A threat is something which is approaching and will impact the organization in an adverse manner, if realized (or not taken care of).
Simply, you are crossing a road, and a reckless driver is speeding towards you. This is a threat and if you don’t take appropriate action (i.e., step out of the way quickly) timely, this threat may actually become a reality and will impact you adversely.

The example from an organization’s perspective is: An entity has incurred significant losses, and it is short of funding now. If additional capital is not injected or a loan is not secured, there is a threat that the company may fail and go into liquidation.

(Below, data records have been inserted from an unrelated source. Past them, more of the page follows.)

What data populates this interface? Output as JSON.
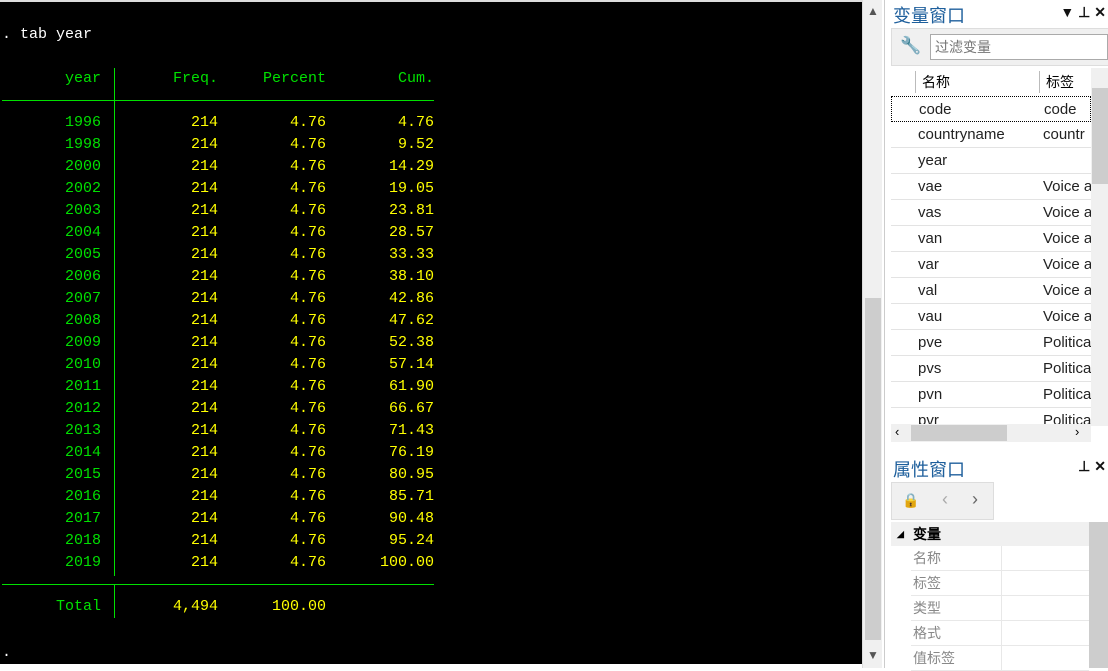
{
  "results": {
    "command": ". tab year",
    "headers": [
      "year",
      "Freq.",
      "Percent",
      "Cum."
    ],
    "rows": [
      [
        "1996",
        "214",
        "4.76",
        "4.76"
      ],
      [
        "1998",
        "214",
        "4.76",
        "9.52"
      ],
      [
        "2000",
        "214",
        "4.76",
        "14.29"
      ],
      [
        "2002",
        "214",
        "4.76",
        "19.05"
      ],
      [
        "2003",
        "214",
        "4.76",
        "23.81"
      ],
      [
        "2004",
        "214",
        "4.76",
        "28.57"
      ],
      [
        "2005",
        "214",
        "4.76",
        "33.33"
      ],
      [
        "2006",
        "214",
        "4.76",
        "38.10"
      ],
      [
        "2007",
        "214",
        "4.76",
        "42.86"
      ],
      [
        "2008",
        "214",
        "4.76",
        "47.62"
      ],
      [
        "2009",
        "214",
        "4.76",
        "52.38"
      ],
      [
        "2010",
        "214",
        "4.76",
        "57.14"
      ],
      [
        "2011",
        "214",
        "4.76",
        "61.90"
      ],
      [
        "2012",
        "214",
        "4.76",
        "66.67"
      ],
      [
        "2013",
        "214",
        "4.76",
        "71.43"
      ],
      [
        "2014",
        "214",
        "4.76",
        "76.19"
      ],
      [
        "2015",
        "214",
        "4.76",
        "80.95"
      ],
      [
        "2016",
        "214",
        "4.76",
        "85.71"
      ],
      [
        "2017",
        "214",
        "4.76",
        "90.48"
      ],
      [
        "2018",
        "214",
        "4.76",
        "95.24"
      ],
      [
        "2019",
        "214",
        "4.76",
        "100.00"
      ]
    ],
    "total": {
      "label": "Total",
      "freq": "4,494",
      "percent": "100.00"
    },
    "prompt": "."
  },
  "variables": {
    "title": "变量窗口",
    "filter_placeholder": "过滤变量",
    "col_name": "名称",
    "col_label": "标签",
    "rows": [
      {
        "name": "code",
        "label": "code"
      },
      {
        "name": "countryname",
        "label": "countr"
      },
      {
        "name": "year",
        "label": ""
      },
      {
        "name": "vae",
        "label": "Voice a"
      },
      {
        "name": "vas",
        "label": "Voice a"
      },
      {
        "name": "van",
        "label": "Voice a"
      },
      {
        "name": "var",
        "label": "Voice a"
      },
      {
        "name": "val",
        "label": "Voice a"
      },
      {
        "name": "vau",
        "label": "Voice a"
      },
      {
        "name": "pve",
        "label": "Politica"
      },
      {
        "name": "pvs",
        "label": "Politica"
      },
      {
        "name": "pvn",
        "label": "Politica"
      },
      {
        "name": "pvr",
        "label": "Politica"
      }
    ]
  },
  "properties": {
    "title": "属性窗口",
    "section": "变量",
    "fields": [
      "名称",
      "标签",
      "类型",
      "格式",
      "值标签"
    ]
  }
}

Threats need to be managed by utilizing your resources (read strengths) effectively. For example, the risk of a regulatory fine for non-compliance of regulations should be avoided by spending money on complying with the statute.

Alternatively, calculated level of threats can also be accepted, if they are not manageable. For example, the threat of entry of new competitors may not be manageable always and have to be disregarded.

Other Examples of threats from a SWOT analysis perspective of an organization are:

  • Risk of business failure, i.e., going into liquidation or incurring losses
  • A possibility of theft of assets of the company
  • A danger of cancellation of license or imposing of fines by the government or other regulators
  • Endangerment of the losing agency status/sole distribution rights of the manufacturer
  • Likelihood of a strike call from the labor union
  • Risk of the cancellation of the company’s trade license or ban on any of the products

SWOT Analysis of British Airlines Incorporation

Now, to understand the concepts of SWOT analysis, we’ll perform a simple SWOT analysis of any one organization. Let’s take the example of British Airlines. If we present a simple SWOT analysis of British Airlines, in its simplest form, it will look like as below:


  • Licenses to operate and fly in different regions, parking license at different airports of the world
  • Governmental backing concerning financial and logistics support
  • Huge Fleet of modern air crafts
  • Experienced management, loyal workforce
  • Existing agreements with other airlines as partnerships


  • Internal politics among management and staff
  • More bureaucratic processes and organizational structure
  • Expensive transformation in systems and I.T due to the complexity of operations
  • Less scope for cost reduction due to extensive size 


  •  Opportunity to expand in other markets and regions (subject to regulations)
  • Opportunity to join hands with other airlines to extend its area of coverage
  • Opportunity to diversify in similar activities (like operating airport hotels and car rentals)
  • Acquisition of failing competitors to capture market share


  •  A threat of competitors’ increasing market share
  • A threat of accidents and mishaps
  • Risk of any Regulatory and compliance regulated regulatory
  • Severe weather conditions and the possible loss of revenue due to such conditions

This article was of an introductory level on the topic of SWOT analysis (Strengths, Weaknesses, Opportunities & Threats) including a comprehensive example of the airline industry. There were many smaller examples provided for other industries/sectors.